A Population-Based Study of Autosomal-Recessive Disease-Causing Mutations in a Founder Population

Department of Human Genetics, University of Chicago, Chicago, IL 60637, USA. Electronic address: .
The American Journal of Human Genetics (Impact Factor: 10.93). 09/2012; 91(4):608-20. DOI: 10.1016/j.ajhg.2012.08.007
Source: PubMed


The decreasing cost of whole-genome and whole-exome sequencing has resulted in a renaissance for identifying Mendelian disease mutations, and for the first time it is possible to survey the distribution and characteristics of these mutations in large population samples.
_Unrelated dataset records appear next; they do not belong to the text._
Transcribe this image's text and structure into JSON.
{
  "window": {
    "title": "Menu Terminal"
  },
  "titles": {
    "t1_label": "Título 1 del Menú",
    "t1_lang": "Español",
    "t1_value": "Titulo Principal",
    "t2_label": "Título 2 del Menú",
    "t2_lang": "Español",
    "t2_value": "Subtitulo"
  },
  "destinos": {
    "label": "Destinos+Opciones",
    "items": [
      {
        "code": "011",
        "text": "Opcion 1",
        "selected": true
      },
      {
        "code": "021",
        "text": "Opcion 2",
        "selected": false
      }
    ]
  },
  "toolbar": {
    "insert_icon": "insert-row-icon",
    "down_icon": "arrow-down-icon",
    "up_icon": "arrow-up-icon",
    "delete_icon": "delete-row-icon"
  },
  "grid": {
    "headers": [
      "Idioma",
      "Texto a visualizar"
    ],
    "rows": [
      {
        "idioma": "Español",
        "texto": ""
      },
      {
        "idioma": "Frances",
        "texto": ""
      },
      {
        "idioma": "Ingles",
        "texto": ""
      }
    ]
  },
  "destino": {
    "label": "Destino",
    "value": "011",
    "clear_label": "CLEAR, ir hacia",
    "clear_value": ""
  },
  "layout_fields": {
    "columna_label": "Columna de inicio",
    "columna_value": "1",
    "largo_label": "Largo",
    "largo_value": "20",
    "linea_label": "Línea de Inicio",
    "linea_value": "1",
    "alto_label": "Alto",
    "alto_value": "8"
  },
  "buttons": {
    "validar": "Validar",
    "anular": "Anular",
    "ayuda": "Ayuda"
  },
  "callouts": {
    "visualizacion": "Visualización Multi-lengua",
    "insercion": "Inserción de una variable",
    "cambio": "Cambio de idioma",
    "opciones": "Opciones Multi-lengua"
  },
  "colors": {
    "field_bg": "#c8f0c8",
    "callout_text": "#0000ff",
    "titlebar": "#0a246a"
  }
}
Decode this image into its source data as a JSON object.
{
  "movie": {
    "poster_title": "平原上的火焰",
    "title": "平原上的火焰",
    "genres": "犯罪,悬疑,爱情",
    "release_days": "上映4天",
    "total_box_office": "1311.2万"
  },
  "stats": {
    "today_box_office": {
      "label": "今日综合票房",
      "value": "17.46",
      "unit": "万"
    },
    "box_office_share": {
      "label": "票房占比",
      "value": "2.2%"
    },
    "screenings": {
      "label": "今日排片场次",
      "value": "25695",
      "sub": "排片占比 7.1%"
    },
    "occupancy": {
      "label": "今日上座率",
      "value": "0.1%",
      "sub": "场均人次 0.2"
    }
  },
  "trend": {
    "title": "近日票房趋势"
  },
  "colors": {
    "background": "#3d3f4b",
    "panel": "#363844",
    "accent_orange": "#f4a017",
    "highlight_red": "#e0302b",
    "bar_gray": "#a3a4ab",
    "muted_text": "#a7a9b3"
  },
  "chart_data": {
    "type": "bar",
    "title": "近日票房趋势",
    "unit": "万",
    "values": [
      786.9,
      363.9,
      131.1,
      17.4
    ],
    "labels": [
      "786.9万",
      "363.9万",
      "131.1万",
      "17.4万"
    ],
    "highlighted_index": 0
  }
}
We conducted carrier screening for all autosomal-recessive (AR) mutations known to be present in members of a founder population and revealed surprisingly high carrier frequencies for many of these mutations. By utilizing the rich demographic, genetic, and phenotypic data available on these subjects and simulations in the exact pedigree that these individuals belong to, we show that the majority of mutations were most likely introduced into the population by a single founder and then drifted to the high carrier frequencies observed. We further show that although there is an increased incidence of AR diseases overall, the mean carrier burden is likely to be lower in the Hutterites than in the general population. Finally, on the basis of simulations, we predict the presence of 30 or more undiscovered recessive mutations among these subjects, and this would at least double the number of AR diseases that have been reported in this isolated population.